Morel et al. 1999, ApJ, 518, 428 ("A 2.3 Day Periodic Variability in the Apparently Single Wolf-Rayet Star WR 134: Collapsed Companion or Rotational Modulation?") have found a coherent 2.25+/-0.05 day periodicity in the line-profile changes of He II 4686, although the global pattern of variability is different from one epoch to another. The same period has been (marginally) found in UBV photometry. This makes it one of the three WR stars (with WR1 (Chené & St-Louis 2010, ApJ, 716, 929) and WR6 (Morel et al. 1997, ApJ, 482, 470)) for which large scale spectral variations, likely to be caused by the presence of CIRs in the wind, have been observed. However, since then, WR 134 has never been monitored a second time. Hence, it would be valuable to confirm the currently known period and variability pattern.

Moreover, none of these three WR star showing CIR has been monitored on a very long time interval in spectroscopy. Such a monitoring would give us information on the epoch dependency, the long term variability pattern and the evolution of the period, if there is any.
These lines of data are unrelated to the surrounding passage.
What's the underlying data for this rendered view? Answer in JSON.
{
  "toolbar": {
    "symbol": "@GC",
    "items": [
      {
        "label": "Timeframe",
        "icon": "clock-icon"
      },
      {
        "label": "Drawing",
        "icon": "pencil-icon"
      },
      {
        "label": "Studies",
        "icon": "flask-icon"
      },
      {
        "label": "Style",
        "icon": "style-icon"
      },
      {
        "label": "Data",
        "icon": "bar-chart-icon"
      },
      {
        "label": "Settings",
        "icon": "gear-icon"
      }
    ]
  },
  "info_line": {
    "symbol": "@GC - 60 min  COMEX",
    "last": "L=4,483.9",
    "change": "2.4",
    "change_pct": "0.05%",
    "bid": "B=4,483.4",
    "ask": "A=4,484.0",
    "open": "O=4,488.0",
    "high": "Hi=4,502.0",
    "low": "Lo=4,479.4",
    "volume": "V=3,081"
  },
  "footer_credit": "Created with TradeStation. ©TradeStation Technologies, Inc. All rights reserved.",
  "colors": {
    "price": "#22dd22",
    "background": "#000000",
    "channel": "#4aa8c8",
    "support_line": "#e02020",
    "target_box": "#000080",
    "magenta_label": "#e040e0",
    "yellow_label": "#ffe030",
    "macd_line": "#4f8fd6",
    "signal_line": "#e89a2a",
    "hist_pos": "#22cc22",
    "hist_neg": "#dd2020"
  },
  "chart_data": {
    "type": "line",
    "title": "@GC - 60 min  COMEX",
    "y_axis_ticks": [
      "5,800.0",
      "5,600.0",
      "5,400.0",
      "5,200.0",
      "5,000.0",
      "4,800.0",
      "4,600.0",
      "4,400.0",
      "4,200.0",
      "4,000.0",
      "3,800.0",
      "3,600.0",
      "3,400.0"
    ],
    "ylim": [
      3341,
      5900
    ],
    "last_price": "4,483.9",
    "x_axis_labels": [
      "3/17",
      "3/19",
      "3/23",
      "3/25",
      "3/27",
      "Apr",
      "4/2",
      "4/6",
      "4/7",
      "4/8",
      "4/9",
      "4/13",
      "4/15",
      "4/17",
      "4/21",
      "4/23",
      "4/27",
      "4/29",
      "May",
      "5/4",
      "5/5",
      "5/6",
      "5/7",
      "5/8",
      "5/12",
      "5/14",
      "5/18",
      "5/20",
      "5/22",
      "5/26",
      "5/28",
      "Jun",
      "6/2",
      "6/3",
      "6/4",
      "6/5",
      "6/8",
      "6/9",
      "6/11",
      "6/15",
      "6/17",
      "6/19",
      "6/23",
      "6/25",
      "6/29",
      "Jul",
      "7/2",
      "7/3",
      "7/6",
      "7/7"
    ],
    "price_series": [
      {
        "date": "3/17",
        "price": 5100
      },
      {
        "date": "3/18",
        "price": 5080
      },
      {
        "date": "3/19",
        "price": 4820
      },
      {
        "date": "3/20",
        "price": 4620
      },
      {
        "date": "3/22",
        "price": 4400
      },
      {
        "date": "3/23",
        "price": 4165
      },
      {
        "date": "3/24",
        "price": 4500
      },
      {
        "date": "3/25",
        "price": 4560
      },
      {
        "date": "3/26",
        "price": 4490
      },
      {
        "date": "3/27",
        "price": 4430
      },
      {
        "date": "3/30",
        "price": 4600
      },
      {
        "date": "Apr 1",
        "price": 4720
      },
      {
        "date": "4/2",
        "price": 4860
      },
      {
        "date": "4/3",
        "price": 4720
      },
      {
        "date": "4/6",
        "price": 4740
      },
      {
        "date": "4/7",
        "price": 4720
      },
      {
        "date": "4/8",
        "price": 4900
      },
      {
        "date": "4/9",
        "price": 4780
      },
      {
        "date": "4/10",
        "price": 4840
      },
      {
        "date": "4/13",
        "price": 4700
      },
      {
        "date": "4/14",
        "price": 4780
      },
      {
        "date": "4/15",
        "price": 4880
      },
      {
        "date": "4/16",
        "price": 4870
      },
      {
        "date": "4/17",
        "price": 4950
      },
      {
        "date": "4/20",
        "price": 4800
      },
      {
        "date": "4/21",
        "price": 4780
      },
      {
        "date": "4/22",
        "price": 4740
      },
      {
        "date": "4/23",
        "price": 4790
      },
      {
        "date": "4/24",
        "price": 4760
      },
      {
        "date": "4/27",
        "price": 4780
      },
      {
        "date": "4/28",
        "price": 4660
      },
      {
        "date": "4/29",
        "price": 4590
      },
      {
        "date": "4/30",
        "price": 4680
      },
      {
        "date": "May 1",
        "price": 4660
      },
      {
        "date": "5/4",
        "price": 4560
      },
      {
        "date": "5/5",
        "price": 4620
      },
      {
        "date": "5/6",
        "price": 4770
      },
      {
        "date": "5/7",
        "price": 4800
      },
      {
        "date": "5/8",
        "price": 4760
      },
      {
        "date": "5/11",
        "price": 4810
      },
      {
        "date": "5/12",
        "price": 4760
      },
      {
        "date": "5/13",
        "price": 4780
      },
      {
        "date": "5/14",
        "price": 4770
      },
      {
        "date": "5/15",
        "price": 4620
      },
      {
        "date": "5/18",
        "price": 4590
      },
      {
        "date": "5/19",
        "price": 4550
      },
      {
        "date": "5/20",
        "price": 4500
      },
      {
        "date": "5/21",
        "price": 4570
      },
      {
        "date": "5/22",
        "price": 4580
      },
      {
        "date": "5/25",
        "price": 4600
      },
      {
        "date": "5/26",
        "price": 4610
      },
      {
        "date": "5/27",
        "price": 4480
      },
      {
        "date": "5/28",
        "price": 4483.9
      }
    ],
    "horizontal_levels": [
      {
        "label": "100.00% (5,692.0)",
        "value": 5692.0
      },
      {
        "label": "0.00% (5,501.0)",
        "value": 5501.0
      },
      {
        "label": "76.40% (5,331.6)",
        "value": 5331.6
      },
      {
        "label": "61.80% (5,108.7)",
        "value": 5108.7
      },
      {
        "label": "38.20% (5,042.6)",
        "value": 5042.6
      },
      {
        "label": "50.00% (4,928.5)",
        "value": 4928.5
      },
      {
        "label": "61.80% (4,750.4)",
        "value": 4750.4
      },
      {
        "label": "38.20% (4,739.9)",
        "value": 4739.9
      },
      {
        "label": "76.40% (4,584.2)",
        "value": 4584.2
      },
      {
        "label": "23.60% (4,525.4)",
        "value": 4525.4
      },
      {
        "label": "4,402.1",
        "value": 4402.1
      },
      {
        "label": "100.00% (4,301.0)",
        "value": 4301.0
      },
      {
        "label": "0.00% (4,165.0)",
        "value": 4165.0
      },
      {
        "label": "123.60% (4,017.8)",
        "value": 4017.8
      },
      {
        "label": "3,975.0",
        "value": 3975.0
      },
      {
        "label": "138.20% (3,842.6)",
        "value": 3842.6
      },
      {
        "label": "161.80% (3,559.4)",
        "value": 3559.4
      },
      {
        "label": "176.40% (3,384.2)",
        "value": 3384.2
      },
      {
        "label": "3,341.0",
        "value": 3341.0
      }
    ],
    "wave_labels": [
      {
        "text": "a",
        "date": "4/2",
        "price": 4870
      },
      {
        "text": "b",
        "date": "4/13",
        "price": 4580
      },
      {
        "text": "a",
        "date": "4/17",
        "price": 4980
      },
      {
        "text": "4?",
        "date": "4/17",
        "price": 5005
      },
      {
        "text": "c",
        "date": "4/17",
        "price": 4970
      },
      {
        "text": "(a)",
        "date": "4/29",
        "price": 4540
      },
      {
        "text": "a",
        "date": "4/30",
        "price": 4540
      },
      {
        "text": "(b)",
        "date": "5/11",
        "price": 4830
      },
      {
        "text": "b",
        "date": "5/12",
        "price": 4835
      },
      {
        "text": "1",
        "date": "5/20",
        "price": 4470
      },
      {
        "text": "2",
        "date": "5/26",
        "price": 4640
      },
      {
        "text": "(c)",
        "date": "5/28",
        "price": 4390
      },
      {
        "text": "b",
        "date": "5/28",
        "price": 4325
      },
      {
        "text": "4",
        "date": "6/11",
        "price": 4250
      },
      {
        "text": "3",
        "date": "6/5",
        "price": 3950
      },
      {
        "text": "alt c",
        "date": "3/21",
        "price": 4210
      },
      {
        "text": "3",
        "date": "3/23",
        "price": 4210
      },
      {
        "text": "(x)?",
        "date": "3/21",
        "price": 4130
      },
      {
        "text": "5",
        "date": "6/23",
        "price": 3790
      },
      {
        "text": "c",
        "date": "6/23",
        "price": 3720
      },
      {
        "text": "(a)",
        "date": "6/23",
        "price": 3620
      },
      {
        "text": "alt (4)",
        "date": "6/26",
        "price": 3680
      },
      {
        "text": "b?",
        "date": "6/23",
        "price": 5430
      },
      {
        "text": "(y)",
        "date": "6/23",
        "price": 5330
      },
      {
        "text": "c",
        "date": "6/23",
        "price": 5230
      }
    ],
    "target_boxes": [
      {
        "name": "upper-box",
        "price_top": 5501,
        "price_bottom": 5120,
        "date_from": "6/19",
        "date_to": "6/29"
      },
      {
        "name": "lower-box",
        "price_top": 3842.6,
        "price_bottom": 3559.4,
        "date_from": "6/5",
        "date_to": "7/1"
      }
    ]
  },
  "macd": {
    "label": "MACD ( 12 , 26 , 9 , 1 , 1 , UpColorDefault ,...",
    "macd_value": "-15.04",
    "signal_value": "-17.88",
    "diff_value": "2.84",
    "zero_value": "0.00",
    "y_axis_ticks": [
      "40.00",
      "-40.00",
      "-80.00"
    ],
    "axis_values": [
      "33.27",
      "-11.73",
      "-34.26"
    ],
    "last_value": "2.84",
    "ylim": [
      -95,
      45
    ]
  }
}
Also, it would be very interesting to look for a periodicity in the epoch dependency; it would give us invaluable information on the origin of CIRs (would it by magnetic field activity at the surface, stellar pulsations or something else)! Such study has never been done yet, since none of the previous spectroscopic campaign has been covering more than a month (contiguously).